Background: Pleural metastasis (PM), a driver of malignant pleural effusion (MPE) in lung cancer, remains an unmet clinical need due to the absence of PM/MPE-specific targeted therapies. Therefore, this study aims to explore the clinical and molecular characteristics associated with PM in advanced non-small cell lung cancer (NSCLC).

Methods: This retrospective study analyzed 195 advanced NSCLC patients. Study participants were classified into the PM and non-PM groups based on the occurrence of PM within three years of the initial diagnosis of advanced-stage disease. Clinical and baseline data, including age, gender, smoking history, tumor location, histological classification, tumor-node-metastasis staging (TNM) staging, metastasis profile, and lesion count, were obtained from the hospital's electronic medical records. Genomic DNA was extracted from tumor or liquid biopsy samples, and next-generation sequencing (NGS) was performed using a 139-gene lung cancer panel.
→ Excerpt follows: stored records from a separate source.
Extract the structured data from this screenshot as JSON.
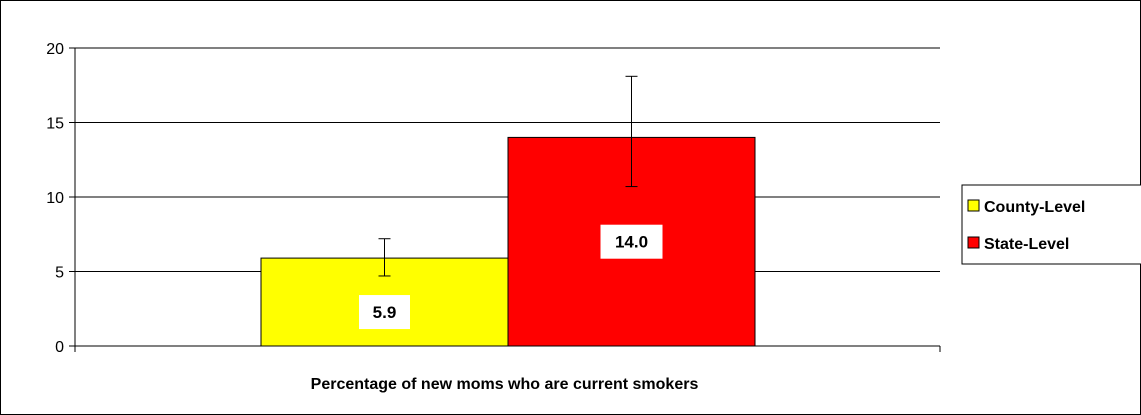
{
  "chart_data": {
    "type": "bar",
    "title": "",
    "xlabel": "Percentage of new moms who are current smokers",
    "ylabel": "",
    "ylim": [
      0,
      20
    ],
    "yticks": [
      0,
      5,
      10,
      15,
      20
    ],
    "grid": true,
    "legend_position": "right",
    "series": [
      {
        "name": "County-Level",
        "value": 5.9,
        "label": "5.9",
        "error_low": 4.7,
        "error_high": 7.2,
        "color": "#FFFF00"
      },
      {
        "name": "State-Level",
        "value": 14.0,
        "label": "14.0",
        "error_low": 10.7,
        "error_high": 18.1,
        "color": "#FF0000"
      }
    ]
  }
}
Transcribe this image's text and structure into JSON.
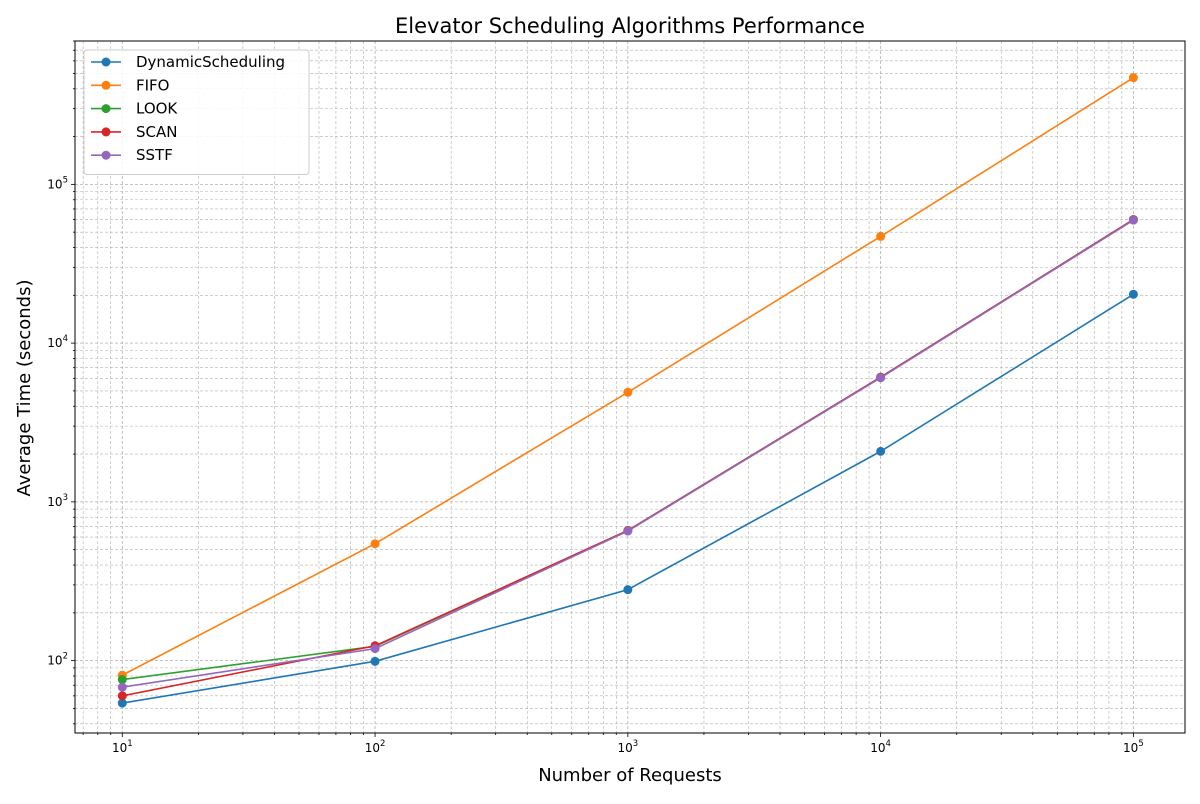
{
  "chart_data": {
    "type": "line",
    "title": "Elevator Scheduling Algorithms Performance",
    "xlabel": "Number of Requests",
    "ylabel": "Average Time (seconds)",
    "x_scale": "log",
    "y_scale": "log",
    "xlim": [
      6.5,
      160000
    ],
    "ylim": [
      35,
      800000
    ],
    "grid": true,
    "legend_position": "upper-left",
    "x": [
      10,
      100,
      1000,
      10000,
      100000
    ],
    "x_ticks": [
      {
        "value": 10,
        "base": "10",
        "exp": "1"
      },
      {
        "value": 100,
        "base": "10",
        "exp": "2"
      },
      {
        "value": 1000,
        "base": "10",
        "exp": "3"
      },
      {
        "value": 10000,
        "base": "10",
        "exp": "4"
      },
      {
        "value": 100000,
        "base": "10",
        "exp": "5"
      }
    ],
    "y_ticks": [
      {
        "value": 100,
        "base": "10",
        "exp": "2"
      },
      {
        "value": 1000,
        "base": "10",
        "exp": "3"
      },
      {
        "value": 10000,
        "base": "10",
        "exp": "4"
      },
      {
        "value": 100000,
        "base": "10",
        "exp": "5"
      }
    ],
    "series": [
      {
        "name": "DynamicScheduling",
        "color": "#1f77b4",
        "values": [
          54,
          99,
          280,
          2080,
          20300
        ]
      },
      {
        "name": "FIFO",
        "color": "#ff7f0e",
        "values": [
          81,
          545,
          4900,
          47000,
          470000
        ]
      },
      {
        "name": "LOOK",
        "color": "#2ca02c",
        "values": [
          76,
          123,
          660,
          6100,
          60000
        ]
      },
      {
        "name": "SCAN",
        "color": "#d62728",
        "values": [
          60,
          124,
          660,
          6100,
          60000
        ]
      },
      {
        "name": "SSTF",
        "color": "#9467bd",
        "values": [
          68,
          119,
          655,
          6050,
          59500
        ]
      }
    ]
  }
}
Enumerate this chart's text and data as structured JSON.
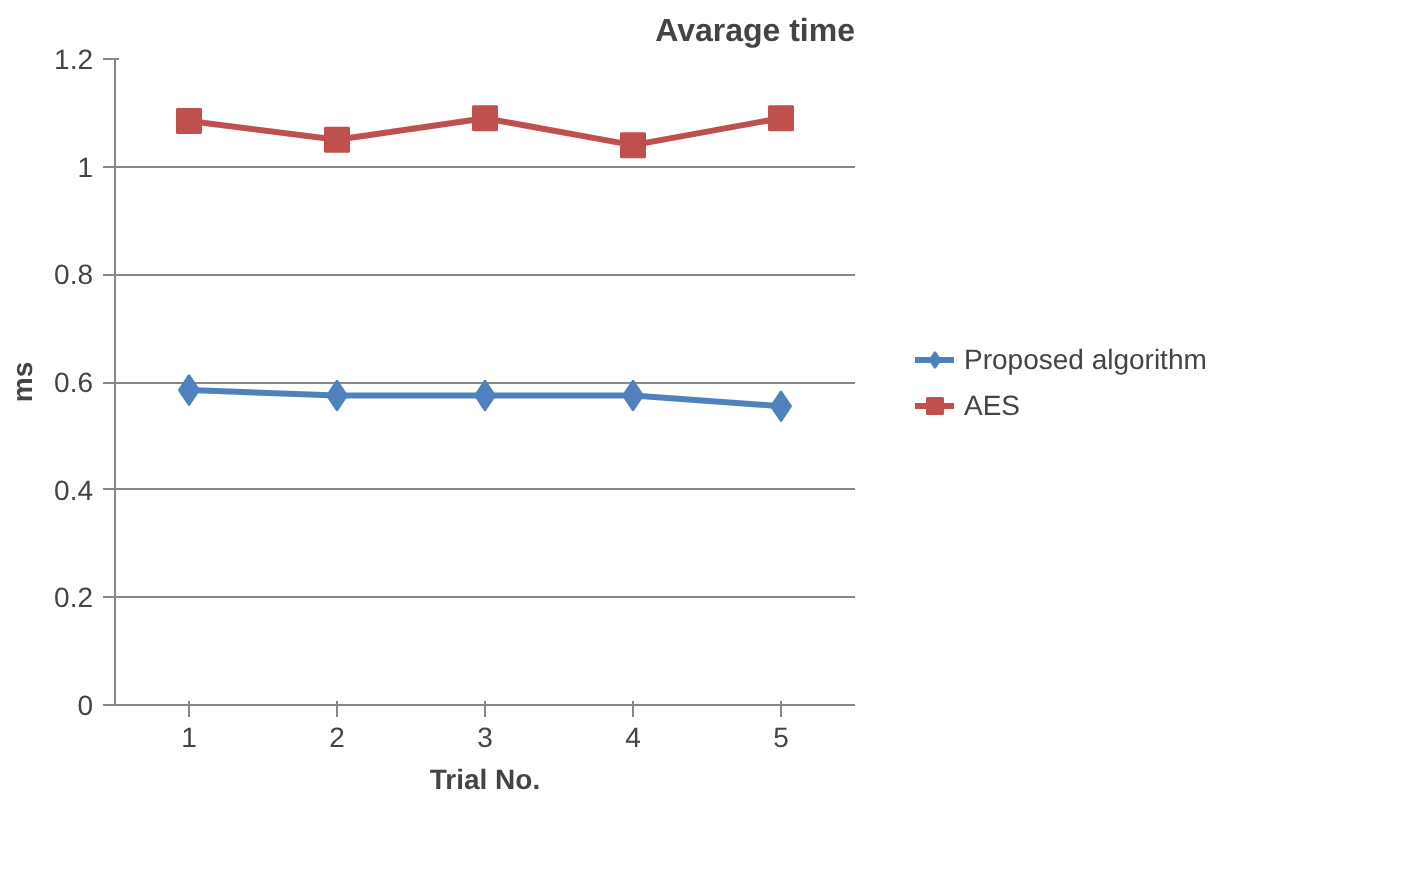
{
  "chart_data": {
    "type": "line",
    "title": "Avarage time",
    "xlabel": "Trial No.",
    "ylabel": "ms",
    "categories": [
      "1",
      "2",
      "3",
      "4",
      "5"
    ],
    "series": [
      {
        "name": "Proposed algorithm",
        "color": "#4f81bd",
        "values": [
          0.585,
          0.575,
          0.575,
          0.575,
          0.555
        ],
        "marker": "diamond"
      },
      {
        "name": "AES",
        "color": "#c0504d",
        "values": [
          1.085,
          1.05,
          1.09,
          1.04,
          1.09
        ],
        "marker": "square"
      }
    ],
    "ylim": [
      0,
      1.2
    ],
    "yticks": [
      0,
      0.2,
      0.4,
      0.6,
      0.8,
      1,
      1.2
    ],
    "grid": "y",
    "legend": "right"
  }
}
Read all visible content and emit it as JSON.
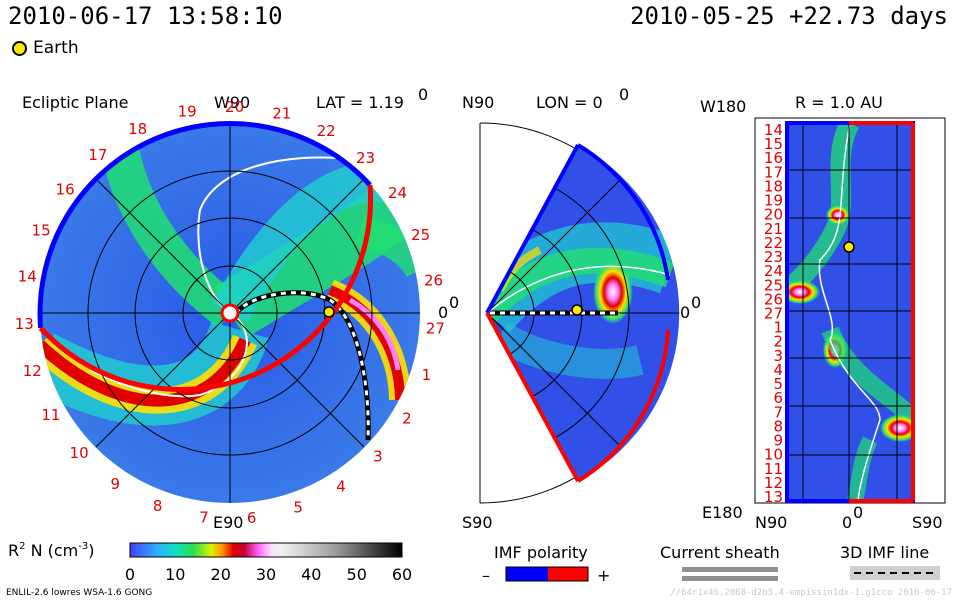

Results: The PM group tended to be older, smoked less, and presented with higher T stages, experiencing less bone metastasis (p < 0.05). Mutation frequencies of anaplastic lymphoma kinase (ALK), Erb-B2 receptor tyrosine kinase 4 (ERBB4), Kirsten rat sarcoma viral oncogene homolog (KRAS), and RB transcriptional corepressor 1 (RB1) were significantly lower in the PM group (p < 0.05) than those in the non-PM group. However, epidermal growth factor receptor (EGFR) driver mutations were significantly higher in the PM group than in the non-PM group (p < 0.05). The incidence of PM was highest (73.5%) in patients carrying only EGFR driver mutations, without ALK, ERBB4, KRAS, or RB1 mutations.

Conclusion: This study identified potential clinical and molecular factors involved in the development of PM in advanced NSCLC, providing valuable insights for future mechanistic research.